Jurris.COM

Article 8. Official Records And Other Official Writings of California Evidence Code >> Division 10. >> Chapter 2. >> Article 8.

Evidence of a writing made as a record of an act, condition, or event is not made inadmissible by the hearsay rule when offered in any civil or criminal proceeding to prove the act, condition, or event if all of the following applies:
  (a) The writing was made by and within the scope of duty of a public employee.
  (b) The writing was made at or near the time of the act, condition, or event.
  (c) The sources of information and method and time of preparation were such as to indicate its trustworthiness.
Evidence of a writing made as a record of a birth, fetal death, death, or marriage is not made inadmissible by the hearsay rule if the maker was required by law to file the writing in a designated public office and the writing was made and filed as required by law.

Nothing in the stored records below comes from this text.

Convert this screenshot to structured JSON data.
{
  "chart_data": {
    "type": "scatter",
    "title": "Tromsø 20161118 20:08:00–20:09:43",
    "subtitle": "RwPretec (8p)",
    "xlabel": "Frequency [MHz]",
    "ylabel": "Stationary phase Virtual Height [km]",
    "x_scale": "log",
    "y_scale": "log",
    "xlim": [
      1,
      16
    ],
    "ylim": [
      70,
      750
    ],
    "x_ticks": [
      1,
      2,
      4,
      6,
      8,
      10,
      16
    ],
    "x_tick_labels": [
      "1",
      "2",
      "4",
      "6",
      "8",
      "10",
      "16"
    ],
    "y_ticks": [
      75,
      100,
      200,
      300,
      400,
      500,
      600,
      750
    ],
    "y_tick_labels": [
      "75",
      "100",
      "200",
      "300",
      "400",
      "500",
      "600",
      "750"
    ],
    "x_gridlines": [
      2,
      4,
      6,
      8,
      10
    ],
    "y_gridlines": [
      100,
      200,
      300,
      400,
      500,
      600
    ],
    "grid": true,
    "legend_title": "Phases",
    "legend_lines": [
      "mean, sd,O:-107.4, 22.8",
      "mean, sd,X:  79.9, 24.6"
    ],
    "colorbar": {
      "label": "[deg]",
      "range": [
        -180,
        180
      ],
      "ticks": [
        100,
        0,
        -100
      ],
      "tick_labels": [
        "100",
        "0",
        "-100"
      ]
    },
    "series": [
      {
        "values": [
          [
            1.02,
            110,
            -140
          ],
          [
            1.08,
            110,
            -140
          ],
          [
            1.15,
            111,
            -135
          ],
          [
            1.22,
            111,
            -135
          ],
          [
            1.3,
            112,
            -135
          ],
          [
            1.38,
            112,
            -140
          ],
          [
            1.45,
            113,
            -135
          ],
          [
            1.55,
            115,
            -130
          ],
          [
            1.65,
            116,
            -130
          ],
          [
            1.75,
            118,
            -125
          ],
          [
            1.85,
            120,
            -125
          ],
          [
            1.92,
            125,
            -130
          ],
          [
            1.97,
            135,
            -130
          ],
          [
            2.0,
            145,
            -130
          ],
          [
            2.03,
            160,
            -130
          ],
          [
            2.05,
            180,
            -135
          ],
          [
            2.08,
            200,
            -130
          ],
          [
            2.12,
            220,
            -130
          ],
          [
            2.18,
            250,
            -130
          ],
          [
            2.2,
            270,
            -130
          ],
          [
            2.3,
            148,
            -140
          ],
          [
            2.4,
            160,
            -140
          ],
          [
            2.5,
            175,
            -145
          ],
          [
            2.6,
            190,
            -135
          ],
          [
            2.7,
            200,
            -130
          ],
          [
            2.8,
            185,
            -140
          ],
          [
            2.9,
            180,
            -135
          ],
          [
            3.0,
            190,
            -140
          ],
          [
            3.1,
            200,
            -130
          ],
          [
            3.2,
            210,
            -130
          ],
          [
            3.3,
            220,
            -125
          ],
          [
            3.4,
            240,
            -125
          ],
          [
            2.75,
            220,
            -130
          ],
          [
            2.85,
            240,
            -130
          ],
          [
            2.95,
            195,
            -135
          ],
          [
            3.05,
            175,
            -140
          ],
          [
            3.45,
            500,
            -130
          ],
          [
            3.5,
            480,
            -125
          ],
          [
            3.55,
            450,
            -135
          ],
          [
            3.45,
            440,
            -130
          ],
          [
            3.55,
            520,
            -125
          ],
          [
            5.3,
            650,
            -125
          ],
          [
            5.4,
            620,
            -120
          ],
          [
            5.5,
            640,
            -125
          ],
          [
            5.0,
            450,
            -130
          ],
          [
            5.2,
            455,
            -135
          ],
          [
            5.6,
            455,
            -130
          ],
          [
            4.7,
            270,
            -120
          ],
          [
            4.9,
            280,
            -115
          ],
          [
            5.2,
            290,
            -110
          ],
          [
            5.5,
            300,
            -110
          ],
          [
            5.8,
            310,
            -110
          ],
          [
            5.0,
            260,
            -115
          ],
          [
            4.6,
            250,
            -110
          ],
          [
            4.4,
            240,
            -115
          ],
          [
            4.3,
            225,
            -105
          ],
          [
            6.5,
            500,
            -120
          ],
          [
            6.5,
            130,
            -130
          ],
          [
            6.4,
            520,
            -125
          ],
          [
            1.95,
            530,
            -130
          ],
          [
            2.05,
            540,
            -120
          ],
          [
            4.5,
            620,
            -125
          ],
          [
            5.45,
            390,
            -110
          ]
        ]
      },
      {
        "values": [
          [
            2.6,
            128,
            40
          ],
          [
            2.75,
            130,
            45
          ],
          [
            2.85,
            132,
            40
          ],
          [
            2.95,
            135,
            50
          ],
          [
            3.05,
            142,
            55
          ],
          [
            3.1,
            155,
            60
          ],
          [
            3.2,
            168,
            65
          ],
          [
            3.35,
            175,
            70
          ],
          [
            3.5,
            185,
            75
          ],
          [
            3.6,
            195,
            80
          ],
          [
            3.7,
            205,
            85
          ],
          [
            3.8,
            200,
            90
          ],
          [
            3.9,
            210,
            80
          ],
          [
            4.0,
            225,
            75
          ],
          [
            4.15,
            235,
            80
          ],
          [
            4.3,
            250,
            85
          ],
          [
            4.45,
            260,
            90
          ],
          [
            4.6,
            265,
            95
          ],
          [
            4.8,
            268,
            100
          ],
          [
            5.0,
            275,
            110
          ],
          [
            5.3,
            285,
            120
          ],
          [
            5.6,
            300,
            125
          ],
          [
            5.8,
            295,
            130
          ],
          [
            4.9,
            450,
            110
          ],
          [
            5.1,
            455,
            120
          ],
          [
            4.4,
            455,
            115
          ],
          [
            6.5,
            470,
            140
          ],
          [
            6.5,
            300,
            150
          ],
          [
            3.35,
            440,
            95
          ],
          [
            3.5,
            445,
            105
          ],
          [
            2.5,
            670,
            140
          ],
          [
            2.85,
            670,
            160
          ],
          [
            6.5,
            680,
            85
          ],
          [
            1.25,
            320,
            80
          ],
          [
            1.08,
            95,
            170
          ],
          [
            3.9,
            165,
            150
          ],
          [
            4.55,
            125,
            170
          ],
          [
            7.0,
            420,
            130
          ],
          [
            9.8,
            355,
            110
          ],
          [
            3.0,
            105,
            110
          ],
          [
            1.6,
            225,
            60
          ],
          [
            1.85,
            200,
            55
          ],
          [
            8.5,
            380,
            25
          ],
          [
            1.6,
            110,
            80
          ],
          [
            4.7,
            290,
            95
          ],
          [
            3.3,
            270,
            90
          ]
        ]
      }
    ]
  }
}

A written finding of presumed death made by an employee of the United States authorized to make such finding pursuant to the Federal Missing Persons Act (56 Stats. 143, 1092, and P.L. 408, Ch. 371, 2d Sess. 78th Cong.; 50 U.S.C. App. 1001-1016), as enacted or as heretofore or hereafter amended, shall be received in any court, office, or other place in this state as evidence of the death of the person therein found to be dead and of the date, circumstances, and place of his disappearance.
An official written report or record that a person is missing, missing in action, interned in a foreign country, captured by a hostile force, beleaguered by a hostile force, beseiged by a hostile force, or detained in a foreign country against his will, or is dead or is alive, made by an employee of the United States authorized by any law of the United States to make such report or record shall be received in any court, office, or other place in this state as evidence that such person is missing, missing in action, interned in a foreign country, captured by a hostile force, beleaguered by a hostile force, besieged by a hostile force, or detained in a foreign country against his will, or is dead or is alive.
Evidence of a writing made by the public employee who is the official custodian of the records in a public office, reciting diligent search and failure to find a record, is not made inadmissible by the hearsay rule when offered to prove the absence of a record in that office.